Earth Hour and a life in ruins
THE FIFTH COLUMN
My Life in Ruins (SABC3, 7pm); The Bank Job (e.TV, 8pm); The Voice (M-Net, 8pm). These are the shows you’ll miss, partially or completely, during Earth Hour on Saturday March 24. It’s noticeable that all three shows relate to the event, so let’s have a closer look.
The Voice is in its 13th season and therefore thoroughly missable. The voices in your head during Earth Hour will not be. Sitting in the dark, a strong voice — this you will identify as the voice of reason — will tell you what you are doing is admirable and “for the greater good”.
The voice will quickly morph into a much stronger, whiny sort of squeal that this is insane.
What difference does it make globally, the voice will say, to have a few appliances turned off for an hour? You’ve had a hard week, it will tell you, you deserve to be entertained.
Besides, it will go on, climate change hasn’t been proved beyond doubt, has it? Sure, there are signs — no polar bear should swim for 100km nonstop — but was the summer really that hot? And don’t they have hurricanes in the United States every year? And what does “in living memory” really mean?

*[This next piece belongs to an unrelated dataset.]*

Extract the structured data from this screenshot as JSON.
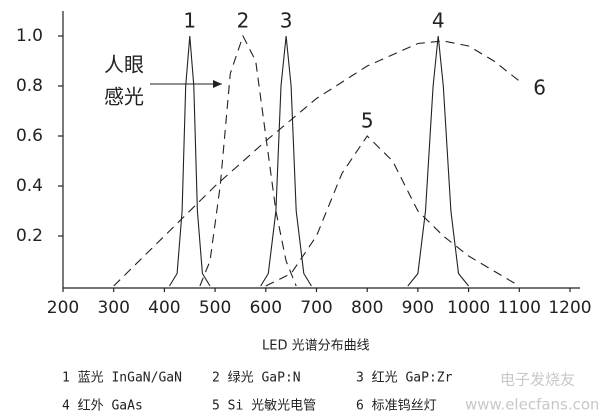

(Hey, it’s the blind auditions, the voice goes, and you decided long ago that that’s not a confusing, borderline-offensive title. So you listen, get up and the turn on the TV and draw the curtains so no one can see. No one can see that when it comes down to it, you feel in your heart of hearts the Earth can suck it.)
The Bank Job is a movie starring Jason Statham about a 1971 bank heist in London. Earth Hour was launched in 2007, which makes it unlikely the heist was carried out during Earth Hour. (Heists have been carried out during Earth Hour since, which raises some questions about how this author thinks.)
Plans or no plans, a blackout will suck the energy right out of your Saturday night, leaving you with nothing else but to ponder the wider, ever-expanding ruins of your life seemingly with no end.
My Life in Ruins — Hollywood movie; happy ending — is the perfect antidote for such existential angst and available for free on SABC3. But as is the case with all movies, it demands a power outlet and at least a 200-watt supply.
Yes, Earth Hour may be a New Year’s Eve in reverse; the global celebration shrouded in darkness devoid of fireworks and live music. But rejoice, after 60 minutes of quiet contemplation listening to the house settle, the lights will come back on, the fridge will whirr — there is life in the kitchen! — and the sound of modems, TVs and hi-fis powering up for 365 more days of uninterrupted service will make it seem like the whole ordeal was just a bad dream.
Until next year, of course, when you’ll have to pit the future of the planet against your happiness once more.